Genomic secret of the pigeon’s crest shows the power of a single mutation to produce an explosion of biodiversity.

Everybody has heard of Darwin’s finches, but Darwin was just as interested in pigeons. He bred them, and according to UCSF evolutionary biologist Nathan Young, “The domesticated pigeon was just as, if not more, important to the evolution of his thinking about how natural selection worked.”1 New genomic information now confirms something he thought: domestic rock pigeons originated from wild rock doves.

“Darwin used this striking example to communicate how natural selection works,” explains Michael Shapiro, lead author of the study in Science. “Now we can get to the DNA-level changes that are responsible for some of the diversity that intrigued Darwin 150 years ago.”

The pigeon is the fifth bird genome to be sequenced, after the chicken, turkey, zebra finch, and budgie. “Despite 100 million years of evolution since these bird species diverged, their genomes are very similar,” Shapiro says. “This will give us new insights into bird evolution.”

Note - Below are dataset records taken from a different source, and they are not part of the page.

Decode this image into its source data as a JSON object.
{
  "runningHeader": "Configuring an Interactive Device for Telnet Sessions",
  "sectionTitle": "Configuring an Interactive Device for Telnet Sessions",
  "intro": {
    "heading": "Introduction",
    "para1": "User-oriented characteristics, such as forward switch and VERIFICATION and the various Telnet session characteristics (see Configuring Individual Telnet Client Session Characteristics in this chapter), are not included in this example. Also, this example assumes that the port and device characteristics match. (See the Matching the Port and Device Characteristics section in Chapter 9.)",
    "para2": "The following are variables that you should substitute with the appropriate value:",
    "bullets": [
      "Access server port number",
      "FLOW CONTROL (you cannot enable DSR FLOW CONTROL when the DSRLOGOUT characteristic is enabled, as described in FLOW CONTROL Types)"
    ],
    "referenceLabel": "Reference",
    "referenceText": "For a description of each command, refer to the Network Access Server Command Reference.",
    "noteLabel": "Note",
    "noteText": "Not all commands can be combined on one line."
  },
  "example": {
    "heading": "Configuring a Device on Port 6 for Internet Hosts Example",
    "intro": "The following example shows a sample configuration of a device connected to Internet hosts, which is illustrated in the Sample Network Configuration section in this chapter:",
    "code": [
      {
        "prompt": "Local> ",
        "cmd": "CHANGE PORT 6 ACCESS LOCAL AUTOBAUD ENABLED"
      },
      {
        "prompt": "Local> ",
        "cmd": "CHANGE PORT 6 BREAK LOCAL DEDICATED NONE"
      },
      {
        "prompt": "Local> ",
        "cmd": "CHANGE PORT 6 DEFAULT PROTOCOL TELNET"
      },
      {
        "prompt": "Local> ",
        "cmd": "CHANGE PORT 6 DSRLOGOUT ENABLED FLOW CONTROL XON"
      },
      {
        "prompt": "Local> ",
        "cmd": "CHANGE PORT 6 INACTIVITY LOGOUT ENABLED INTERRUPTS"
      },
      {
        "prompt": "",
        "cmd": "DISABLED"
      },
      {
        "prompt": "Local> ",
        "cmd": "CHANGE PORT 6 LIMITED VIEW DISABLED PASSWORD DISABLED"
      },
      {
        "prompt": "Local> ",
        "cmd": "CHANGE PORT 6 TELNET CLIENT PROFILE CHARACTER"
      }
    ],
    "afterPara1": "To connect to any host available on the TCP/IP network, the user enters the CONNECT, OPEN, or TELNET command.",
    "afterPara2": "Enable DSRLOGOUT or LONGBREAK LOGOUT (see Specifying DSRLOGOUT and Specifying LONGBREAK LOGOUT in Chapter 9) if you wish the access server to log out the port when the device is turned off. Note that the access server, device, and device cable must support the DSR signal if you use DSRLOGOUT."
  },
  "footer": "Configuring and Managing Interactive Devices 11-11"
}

Shapiro studied pigeons because, being selectively bred for centuries, they exhibit an enormous variety of traits. And head crests are “one of many traits that we see in domestic pigeons that have a correlate in lots of natural species of birds,”2 Shapiro explains. This research has “shown a way forward to find the genetic basis of traits—the molecular mechanisms controlling animal diversity in pigeons. Using this approach, we expect to be able to do this for other traits in pigeons, and it can be applied to other birds and many other animals as well.”

Old English Owl Pigeon

Old German Owl Pigeon. Image by Jim Gifford, via Wikimedia Commons.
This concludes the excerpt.